In terms of approximate personnel requirements, we acknowledge that our estimates mentioned above are based on our local workflow and may vary depending on institutional structures and experience. Nevertheless, we believe that they provide a useful reference point for planning and resource allocation in similar settings.

Conclusions

We successfully implemented a geriatric oncology service in the oncology department of a medium-sized Swiss regional hospital using the CGA as the evaluation approach.

The service has been effective in enrolling individuals from the target group and, insofar as can be assessed in this small and heterogeneous initial patient cohort, appears to provide additional benefit.

We also established a mechanism for collecting and storing data from CGA evaluations through the PRO-PAC registry built on an online database. As the service continues, more data will be gathered in the registry, enabling more complex analyses, including detailed studies of the service’s benefits, to better inform therapeutic decision-making for geriatric oncology patients.


Ethics approval

This study was approved by the Ethics Committee of Northwest and Central Switzerland under the project ID 2025-01070.

General written informed consent was obtained from the patients for the publication of this study.

Availability of data and materials

All patient data that support the current study are included in an anonymized form in the published article.

Conflict of interest

Marcus Vetter received honoraria for consultancy from GSK, Roche, Novartis, Exact Sciences, Pfizer, Stemline, AbbVie and ASC Oncology. These funding entities did not play a role in the development of the manuscript and did not influence its content in any way.

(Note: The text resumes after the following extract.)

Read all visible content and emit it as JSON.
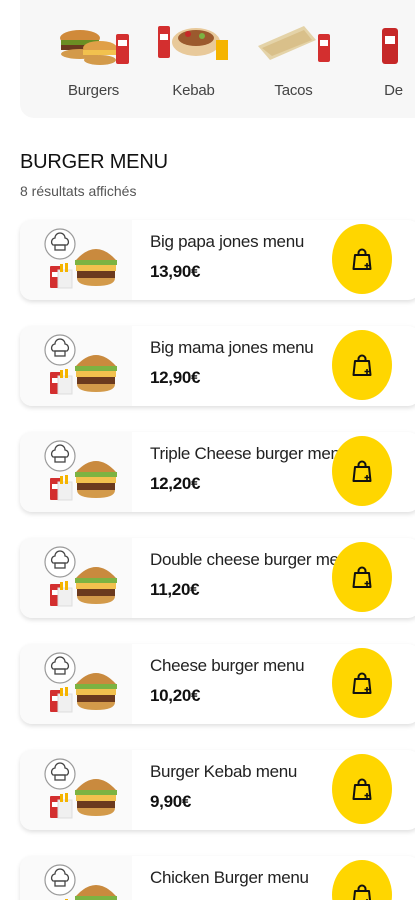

The other authors declared that the manuscript was written in the absence of any commercial or financial relationships that could be construed as a potential conflict of interest.

Funding

The study was entirely funded from the internal research budget of the KSBL.

Author contributions

M.S. and E.D.C. designed the study and were responsible for trial registration and the Ethics committee application. A.E. conducted the nursing part of CGA. D.W., H.U. and M.V. conducted the medical part. D.H. analyzed the data and wrote the manuscript under the supervision of D.W. and M.V. All authors read and approved the final manuscript.

AI use

The authors declared that no generative artificial intelligence (AI) or AI-assisted technologies were used in the preparation or writing of this manuscript. All content was produced entirely by the authors who take full responsibility for the accuracy, integrity and originality of the work.